Paiement par la caution et résolution ultérieure du prêt : la banque n’est pas titulaire de l’action en restitution ! C’est un arrêt de la Cour de cassation du 9 mars 2022 qui apporte cette précision : la banque ayant été payée par la caution, elle n’a plus d’intérêt à agir. C’est donc à cette dernière, via son recours subrogatoire, d’agir contre le débiteur.
Il s’agit, en l’espèce, d’un prêt finançant une acquisition immobilière VEFA garantie par une caution (professionnelle). La caution est actionnée et rembourse la banque, puis la résolution de la vente et du prêt est prononcée judiciairement à la suite d’un retard d’exécution de travaux et de l’ouverture d’une procédure collective à l’encontre du vendeur.
Alors que la Cour d’appel condamnait solidairement les acquéreurs à restituer le capital prêté à la banque au titre de l’obligation de restitution, la Cour de cassation casse cet arrêt. En effet, pour la première Chambre civile, c’est à la caution d’agir contre les acquéreurs, au titre de son recours subrogatoire (article 2306 du Code civil).
Cet arrêt revient ainsi sur la question des recours après paiement de la caution, qui n’ont pas été affectés par la récente réforme du droit des sûretés. La caution, qui ne peut plus désormais se prévaloir des recours avant paiement, supprimés par la réforme parce que jugés désuets et critiquables, conserve un double recours après paiement : un recours personnel (nouvel art. 2308 C. civ.) et un recours subrogatoire, celui concerné par l’arrêt étudié (art. 2309 nouveau du Code civil). Il s’agit, on le sait, d’une application du droit commun de la subrogation.
A cet égard, la solution retenue se comprend compte-tenu de la définition même de la subrogation (article 1346 du Code civil) : le débiteur est libéré à l’égard du créancier, dès lors que ce dernier est désintéressé par un tiers y ayant un intérêt légitime. Il n’est en revanche pas libéré à l’égard du tiers solvens qui se trouve subrogé dans les droits et actions du créancier.
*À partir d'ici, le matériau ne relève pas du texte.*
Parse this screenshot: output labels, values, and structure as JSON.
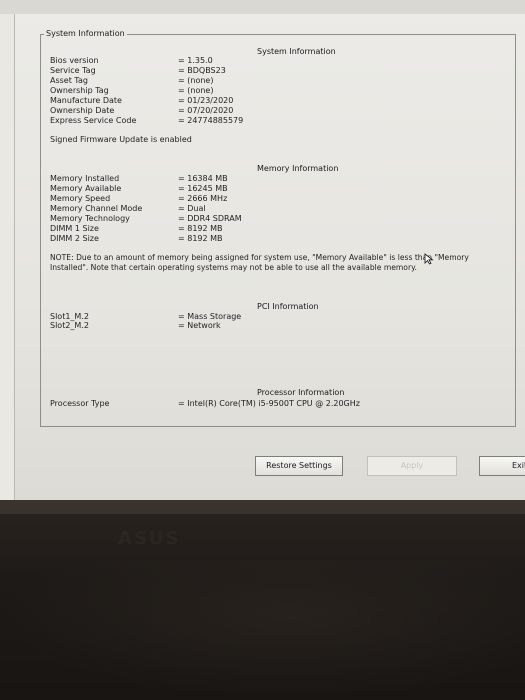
{
  "window": {
    "title": "System Information"
  },
  "system": {
    "heading": "System Information",
    "rows": [
      {
        "label": "Bios version",
        "value": "= 1.35.0"
      },
      {
        "label": "Service Tag",
        "value": "= BDQBS23"
      },
      {
        "label": "Asset Tag",
        "value": "= (none)"
      },
      {
        "label": "Ownership Tag",
        "value": "= (none)"
      },
      {
        "label": "Manufacture Date",
        "value": "= 01/23/2020"
      },
      {
        "label": "Ownership Date",
        "value": "= 07/20/2020"
      },
      {
        "label": "Express Service Code",
        "value": "= 24774885579"
      }
    ],
    "firmware_note": "Signed Firmware Update is enabled"
  },
  "memory": {
    "heading": "Memory Information",
    "rows": [
      {
        "label": "Memory Installed",
        "value": "= 16384 MB"
      },
      {
        "label": "Memory Available",
        "value": "= 16245 MB"
      },
      {
        "label": "Memory Speed",
        "value": "= 2666 MHz"
      },
      {
        "label": "Memory Channel Mode",
        "value": "= Dual"
      },
      {
        "label": "Memory Technology",
        "value": "= DDR4 SDRAM"
      },
      {
        "label": "DIMM 1 Size",
        "value": "= 8192 MB"
      },
      {
        "label": "DIMM 2 Size",
        "value": "= 8192 MB"
      }
    ],
    "note": "NOTE: Due to an amount of memory being assigned for system use, \"Memory Available\" is less than \"Memory Installed\". Note that certain operating systems may not be able to use all the available memory."
  },
  "pci": {
    "heading": "PCI Information",
    "rows": [
      {
        "label": "Slot1_M.2",
        "value": "= Mass Storage"
      },
      {
        "label": "Slot2_M.2",
        "value": "= Network"
      }
    ]
  },
  "processor": {
    "heading": "Processor Information",
    "rows": [
      {
        "label": "Processor Type",
        "value": "= Intel(R) Core(TM) i5-9500T CPU @ 2.20GHz"
      }
    ]
  },
  "buttons": {
    "restore": "Restore Settings",
    "apply": "Apply",
    "exit": "Exit"
  },
  "bezel": {
    "brand": "ASUS"
  }
}
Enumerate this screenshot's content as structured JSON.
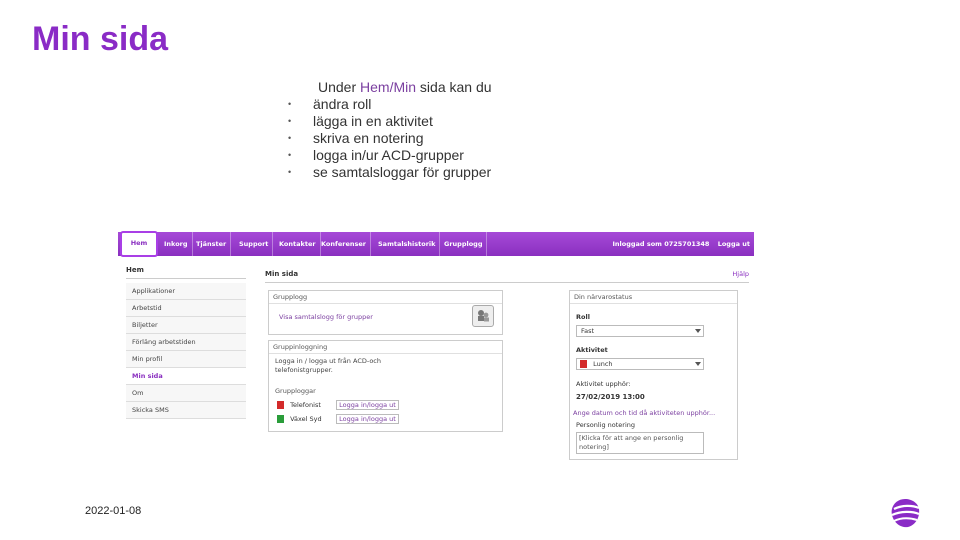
{
  "slide": {
    "title": "Min sida",
    "intro_prefix": "Under ",
    "intro_accent": "Hem/Min",
    "intro_suffix": " sida kan du",
    "bullets": [
      "ändra roll",
      "lägga in en aktivitet",
      "skriva en notering",
      "logga in/ur ACD-grupper",
      "se samtalsloggar för grupper"
    ],
    "date": "2022-01-08"
  },
  "app": {
    "nav": [
      "Hem",
      "Inkorg",
      "Tjänster",
      "Support",
      "Kontakter",
      "Konferenser",
      "Samtalshistorik",
      "Grupplogg"
    ],
    "user_label": "Inloggad som 0725701348",
    "logout": "Logga ut",
    "left_head": "Hem",
    "left_items": [
      "Applikationer",
      "Arbetstid",
      "Biljetter",
      "Förläng arbetstiden",
      "Min profil",
      "Min sida",
      "Om",
      "Skicka SMS"
    ],
    "main_head": "Min sida",
    "help": "Hjälp",
    "group_log_title": "Grupplogg",
    "group_log_link": "Visa samtalslogg för grupper",
    "group_login_title": "Gruppinloggning",
    "group_login_text": "Logga in / logga ut från ACD-och telefonistgrupper.",
    "groups_title": "Grupploggar",
    "groups": [
      {
        "name": "Telefonist",
        "action": "Logga in/logga ut",
        "status": "red"
      },
      {
        "name": "Växel Syd",
        "action": "Logga in/logga ut",
        "status": "green"
      }
    ],
    "presence_title": "Din närvarostatus",
    "role_label": "Roll",
    "role_value": "Fast",
    "activity_label": "Aktivitet",
    "activity_value": "Lunch",
    "ends_label": "Aktivitet upphör:",
    "ends_value": "27/02/2019 13:00",
    "date_link": "Ange datum och tid då aktiviteten upphör...",
    "note_label": "Personlig notering",
    "note_placeholder": "[Klicka för att ange en personlig notering]"
  }
}
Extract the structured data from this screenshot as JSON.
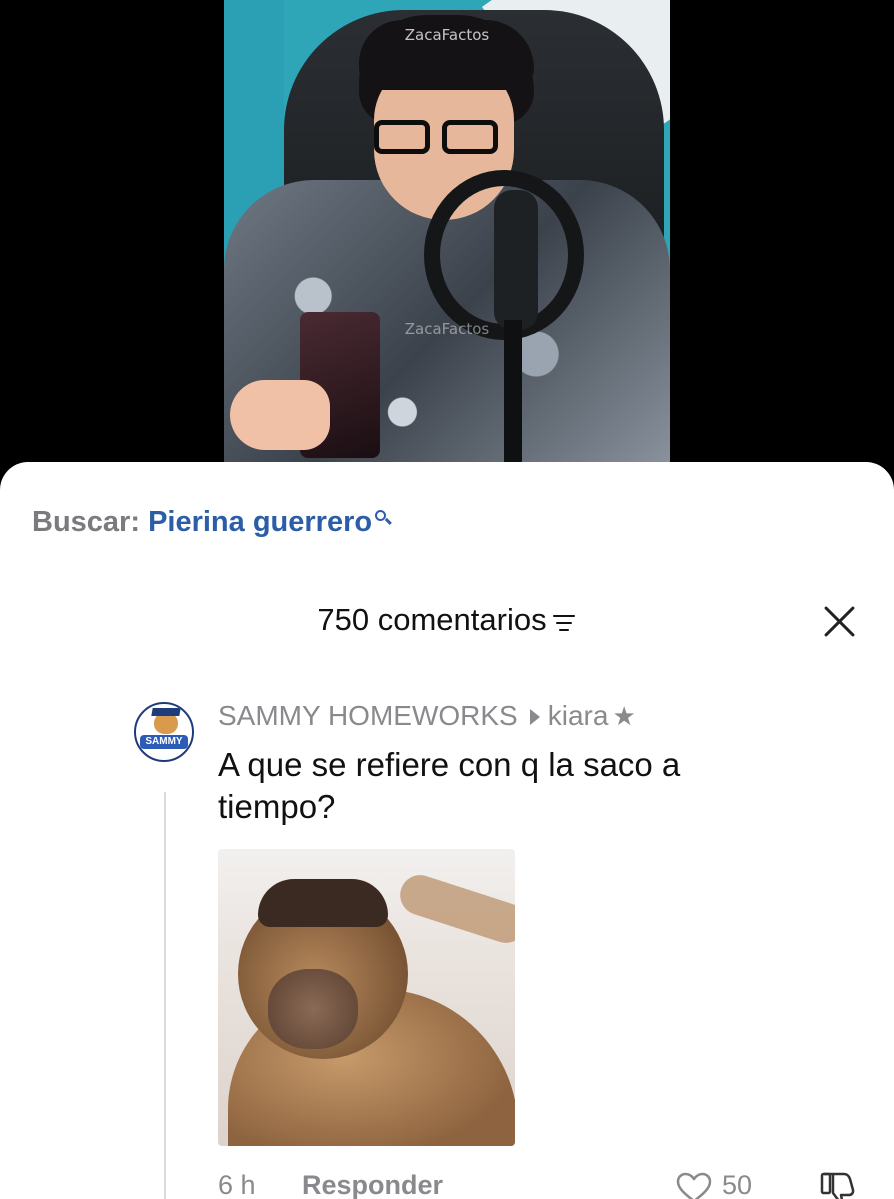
{
  "video": {
    "watermark_top": "ZacaFactos",
    "watermark_mid": "ZacaFactos"
  },
  "search": {
    "prefix": "Buscar:",
    "query": "Pierina guerrero"
  },
  "comments_header": {
    "count_label": "750 comentarios"
  },
  "comment": {
    "author": "SAMMY HOMEWORKS",
    "reply_to": "kiara",
    "avatar_text": "SAMMY",
    "text": "A que se refiere con q la saco a tiempo?",
    "time": "6 h",
    "reply_label": "Responder",
    "likes": "50"
  },
  "colors": {
    "search_blue": "#2b5ea7",
    "muted_gray": "#8a8a8e",
    "text_dark": "#111111"
  },
  "icons": [
    "search-icon",
    "filter-icon",
    "close-icon",
    "reply-arrow-icon",
    "star-icon",
    "heart-icon",
    "dislike-icon"
  ]
}
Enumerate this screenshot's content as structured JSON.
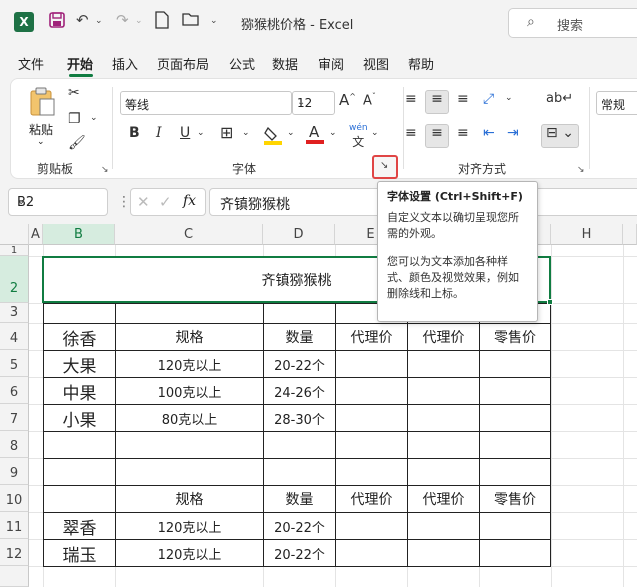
{
  "window": {
    "title": "猕猴桃价格  -  Excel",
    "search_placeholder": "搜索"
  },
  "menu": {
    "tabs": [
      "文件",
      "开始",
      "插入",
      "页面布局",
      "公式",
      "数据",
      "审阅",
      "视图",
      "帮助"
    ],
    "active": "开始"
  },
  "ribbon": {
    "clipboard": {
      "paste_label": "粘贴",
      "group_label": "剪贴板"
    },
    "font": {
      "font_name": "等线",
      "font_size": "12",
      "group_label": "字体",
      "wen_label": "wén"
    },
    "alignment": {
      "group_label": "对齐方式"
    },
    "number": {
      "format": "常规"
    }
  },
  "formula_bar": {
    "name_box": "B2",
    "fx_label": "fx",
    "content": "齐镇猕猴桃"
  },
  "sheet": {
    "columns": [
      "A",
      "B",
      "C",
      "D",
      "E",
      "F",
      "G",
      "H"
    ],
    "rows": [
      "1",
      "2",
      "3",
      "4",
      "5",
      "6",
      "7",
      "8",
      "9",
      "10",
      "11",
      "12"
    ],
    "merged_title": "齐镇猕猴桃",
    "r4": {
      "b": "徐香",
      "c": "规格",
      "d": "数量",
      "e": "代理价",
      "f": "代理价",
      "g": "零售价"
    },
    "r5": {
      "b": "大果",
      "c": "120克以上",
      "d": "20-22个"
    },
    "r6": {
      "b": "中果",
      "c": "100克以上",
      "d": "24-26个"
    },
    "r7": {
      "b": "小果",
      "c": "80克以上",
      "d": "28-30个"
    },
    "r10": {
      "c": "规格",
      "d": "数量",
      "e": "代理价",
      "f": "代理价",
      "g": "零售价"
    },
    "r11": {
      "b": "翠香",
      "c": "120克以上",
      "d": "20-22个"
    },
    "r12": {
      "b": "瑞玉",
      "c": "120克以上",
      "d": "20-22个"
    }
  },
  "tooltip": {
    "title": "字体设置 (Ctrl+Shift+F)",
    "p1": "自定义文本以确切呈现您所需的外观。",
    "p2": "您可以为文本添加各种样式、颜色及视觉效果，例如删除线和上标。"
  },
  "colors": {
    "accent": "#107c41",
    "launcher_highlight": "#e04545"
  }
}
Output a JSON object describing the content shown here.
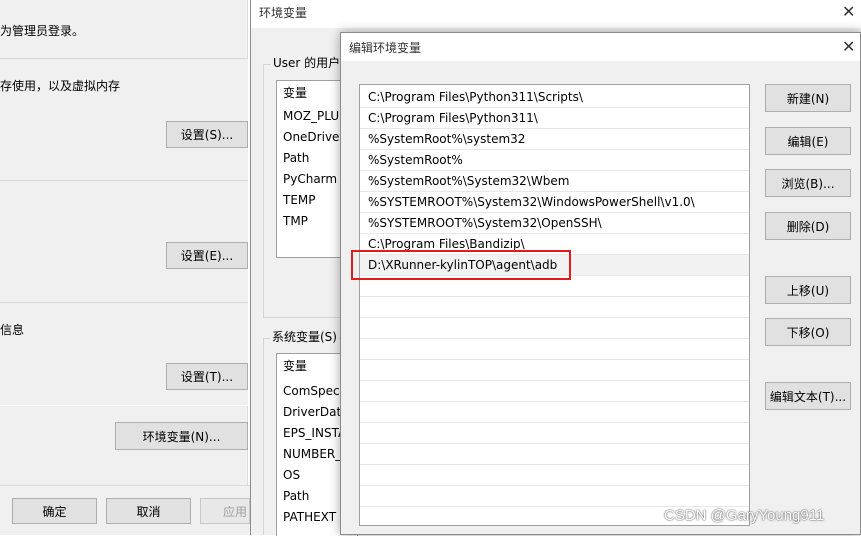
{
  "left_window": {
    "admin_note": "为管理员登录。",
    "perf_text": "存使用，以及虚拟内存",
    "settings_perf": "设置(S)...",
    "settings_profile": "设置(E)...",
    "info_text": "信息",
    "settings_startup": "设置(T)...",
    "env_vars_button": "环境变量(N)...",
    "ok": "确定",
    "cancel": "取消",
    "apply": "应用"
  },
  "env_window": {
    "title": "环境变量",
    "user_group_label": "User 的用户变量",
    "user_list_header": "变量",
    "user_vars": [
      "MOZ_PLU",
      "OneDrive",
      "Path",
      "PyCharm",
      "TEMP",
      "TMP"
    ],
    "system_group_label": "系统变量(S)",
    "system_list_header": "变量",
    "system_vars": [
      "ComSpec",
      "DriverData",
      "EPS_INSTA",
      "NUMBER_",
      "OS",
      "Path",
      "PATHEXT"
    ]
  },
  "edit_dialog": {
    "title": "编辑环境变量",
    "paths": [
      "C:\\Program Files\\Python311\\Scripts\\",
      "C:\\Program Files\\Python311\\",
      "%SystemRoot%\\system32",
      "%SystemRoot%",
      "%SystemRoot%\\System32\\Wbem",
      "%SYSTEMROOT%\\System32\\WindowsPowerShell\\v1.0\\",
      "%SYSTEMROOT%\\System32\\OpenSSH\\",
      "C:\\Program Files\\Bandizip\\",
      "D:\\XRunner-kylinTOP\\agent\\adb"
    ],
    "selected_index": 8,
    "buttons": {
      "new": "新建(N)",
      "edit": "编辑(E)",
      "browse": "浏览(B)...",
      "delete": "删除(D)",
      "move_up": "上移(U)",
      "move_down": "下移(O)",
      "edit_text": "编辑文本(T)..."
    }
  },
  "watermark": "CSDN @GaryYoung911",
  "colors": {
    "highlight_border": "#e31b1b",
    "dialog_bg": "#f0f0f0",
    "button_bg": "#e1e1e1"
  }
}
Cependant, en cas de résolution d’un contrat, la créance est réputée n’avoir jamais existé. Sa transmission par voie de subrogation s’en trouve donc en principe également affectée.
Dès lors, la solution retenue nous semble reposer sur une incohérence : même si la caution a payé antérieurement à la place du débiteur, la résolution du contrat principal entraîne l’extinction des contrats accessoires, et donc du cautionnement. Le recours subrogatoire devrait donc être privé d’effet – voire ne pas exister – puisque le contrat qui le fondait a été anéanti. Il serait plus juste juridiquement d’accorder à la banque la restitution par l’emprunteur du capital prêté et à la caution une action en enrichissement sans cause contre la première.
Enfin, une question importante mérite d’être soulevée : s’il doit être considéré que la caution bénéficie toujours de son recours subrogatoire contre le débiteur de la créance garantie, qu’advient-il des autres sûretés ? La caution peut en principe se prévaloir de celles dont bénéficiait le créancier, ce qui peut être d’une importance capitale si le débiteur est insolvable. C’est d’ailleurs pour cela qu’existe le bénéfice de subrogation (article 2314 du Code civil), la caution pouvant refuser de payer si certaines sûretés ont été perdues par le fait du créancier. Mais, dans un cas comme celui analysé, les autres sûretés accessoires au contrat de prêt devraient également s’éteindre par suite de sa résolution, laissant le seul recours subrogatoire contre le débiteur à la caution, tributaire alors de la solvabilité de celui-ci.
Même si cet arrêt semble se justifier afin d’éviter les recours en chaîne, il est porteur de conséquences non négligeables pour la caution.